[swift-evolution] [Review] Require self for accessing instance members

Charles Srstka cocoadev at charlessoft.com
Sat Dec 19 12:33:11 CST 2015


> On Dec 19, 2015, at 12:23 PM, Charles Srstka via swift-evolution <swift-evolution at swift.org> wrote:
> 
>> On Dec 19, 2015, at 3:02 AM, Tino Heth <2th at gmx.de <mailto:2th at gmx.de>> wrote:
>> 
>> imho the most valuable vote for mandatory self, just one comment on it 
>> 
>>> 1) Accessing a property, in a class, is more expensive than accessing a local variable. The above code would require three message sends and/or vtable accesses instead of one, if it were not assigning the property to a local variable. These unnecessary property accesses needlessly reduce the efficiency of the program.
>> True for Objective-C, and might be true for Swift in many cases as well - but just because of legacy reasons:
>> Correct me if I'm wrong, but I expect that simple getters have no performance penalty at all.
> 
> If a property isn’t marked final, it can be overridden by a subclass. That suggests to me that a vtable lookup is necessary at the very least. Keep in mind also that the property may be computed (and if it’s not, it might *become* a computed property at some point in the future), in which case the performance penalty could be *anything*. It could be an atomic property which takes a lock every single time it’s accessed. It could run some complex computation involving a host of other properties which themselves have unknown costs. It could even be doing something like loading something off the disk each time. Unless you have the source, you just don’t know. (And even if you *do* have the source, hunting down every single access of the property in the future won’t be fun if it becomes necessary to make the property computed in the future).
> 
> IMHO, best practice is to load the property once and then use the result of that, instead of spamming the getter over and over and over.

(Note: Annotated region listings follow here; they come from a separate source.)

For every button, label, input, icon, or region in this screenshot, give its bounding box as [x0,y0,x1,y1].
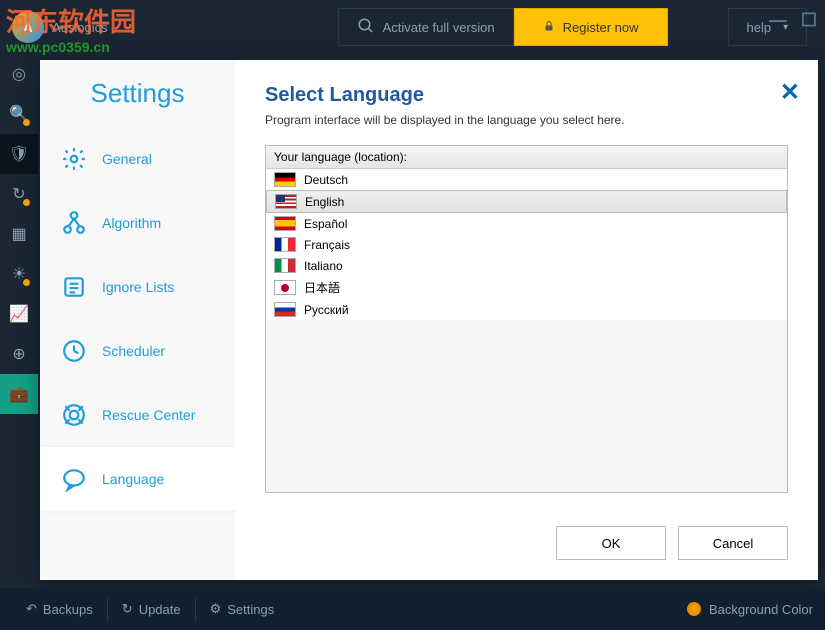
language-label: Русский [304,303,349,317]
minimize-button[interactable]: — [769,10,787,31]
cancel-button[interactable]: Cancel [678,526,788,560]
register-button[interactable]: Register now [514,8,668,46]
gear-icon [60,145,88,173]
language-option[interactable]: Français [266,234,787,255]
flag-icon [275,194,297,209]
rail-icon-refresh[interactable]: ↻ [0,174,38,214]
sidebar-item-language[interactable]: Language [40,447,235,511]
app-logo: A Auslogics [12,11,108,43]
sidebar-item-label: Rescue Center [102,407,195,423]
clock-icon [60,337,88,365]
lock-icon [543,19,555,36]
flag-icon [274,216,296,231]
footer-backups[interactable]: ↶ Backups [12,601,107,617]
left-rail: ◎ 🔍 🛡 ↻ ▦ ☀ 📈 ⊕ 💼 [0,54,38,588]
language-label: Español [304,217,347,231]
footer-bg-color[interactable]: Background Color [687,602,813,617]
rail-icon-briefcase[interactable]: 💼 [0,374,38,414]
flag-icon [274,258,296,273]
window-controls: — ☐ [769,10,817,31]
flag-icon [274,280,296,295]
sidebar-item-label: Language [102,471,164,487]
speech-icon [60,465,88,493]
lifebuoy-icon [60,401,88,429]
flag-icon [274,237,296,252]
language-option[interactable]: 日本語 [266,276,787,299]
sidebar-item-label: Scheduler [102,343,165,359]
panel-subtitle: Program interface will be displayed in t… [265,113,788,127]
sidebar-item-label: General [102,151,152,167]
settings-main: ✕ Select Language Program interface will… [235,60,818,580]
search-icon [357,17,375,38]
app-name: Auslogics [52,20,108,35]
nodes-icon [60,209,88,237]
footer-label: Settings [227,602,274,617]
language-option[interactable]: English [266,190,787,213]
ok-button[interactable]: OK [556,526,666,560]
language-option[interactable]: Deutsch [266,169,787,190]
language-option[interactable]: Русский [266,299,787,320]
footer-label: Background Color [709,602,813,617]
sidebar-item-rescue-center[interactable]: Rescue Center [40,383,235,447]
dialog-buttons: OK Cancel [556,526,788,560]
footer-update[interactable]: ↻ Update [108,601,195,617]
sidebar-item-label: Algorithm [102,215,161,231]
register-label: Register now [563,20,639,35]
sidebar-item-general[interactable]: General [40,127,235,191]
logo-icon: A [12,11,44,43]
footer-label: Backups [43,602,93,617]
close-button[interactable]: ☐ [801,10,817,31]
rail-icon-chart[interactable]: 📈 [0,294,38,334]
help-label: help [747,20,772,35]
language-label: Français [304,238,350,252]
language-label: 日本語 [304,279,340,296]
sidebar-item-algorithm[interactable]: Algorithm [40,191,235,255]
sidebar-item-scheduler[interactable]: Scheduler [40,319,235,383]
activate-label: Activate full version [383,20,495,35]
flag-icon [274,172,296,187]
settings-sidebar: Settings General Algorithm Ignore Lists [40,60,235,580]
language-label: English [305,195,344,209]
settings-dialog: Settings General Algorithm Ignore Lists [40,60,818,580]
rail-icon-grid[interactable]: ▦ [0,214,38,254]
flag-icon [274,302,296,317]
rail-icon-globe[interactable]: ⊕ [0,334,38,374]
gear-icon: ⚙ [210,601,222,617]
rail-icon-sun[interactable]: ☀ [0,254,38,294]
rail-icon-search[interactable]: 🔍 [0,94,38,134]
panel-title: Select Language [265,84,788,107]
app-header: A Auslogics Activate full version Regist… [0,0,825,54]
sidebar-item-label: Ignore Lists [102,279,174,295]
language-option[interactable]: Español [266,213,787,234]
language-option[interactable]: Italiano [266,255,787,276]
undo-icon: ↶ [26,601,37,617]
dialog-close-button[interactable]: ✕ [780,78,800,107]
language-label: Italiano [304,259,343,273]
refresh-icon: ↻ [122,601,133,617]
activate-button[interactable]: Activate full version [338,8,514,46]
settings-title: Settings [40,78,235,109]
rail-icon-shield[interactable]: 🛡 [0,134,38,174]
sidebar-item-ignore-lists[interactable]: Ignore Lists [40,255,235,319]
app-footer: ↶ Backups ↻ Update ⚙ Settings Background… [0,588,825,630]
language-listbox[interactable]: Your language (location): Deutsch English… [265,145,788,493]
language-list-header: Your language (location): [266,146,787,169]
color-swatch-icon [687,602,701,616]
language-label: Deutsch [304,173,348,187]
footer-label: Update [139,602,181,617]
rail-icon-target[interactable]: ◎ [0,54,38,94]
footer-settings[interactable]: ⚙ Settings [196,601,289,617]
list-icon [60,273,88,301]
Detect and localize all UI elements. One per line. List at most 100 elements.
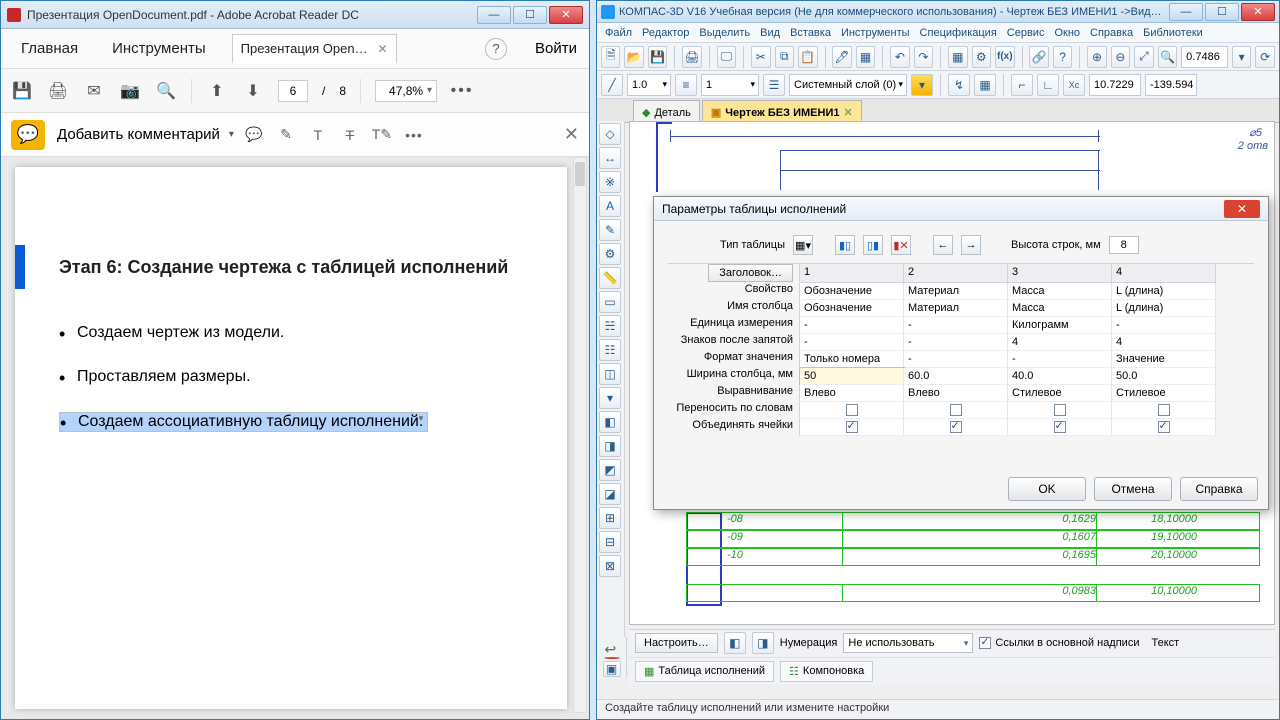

Another thing worth keeping in mind is that Apple has stated interest in fixing the fragile base-class problem in Swift (as, indeed, they will need to if it is to be usable as a framework language). However they solve this, it will have to create some kind of layer of indirection indirection when accessing instance members of classes (and possibly even structs, if they decide that framework authors should have the flexibility to add things to those as well). A small penalty, but still one to be aware of.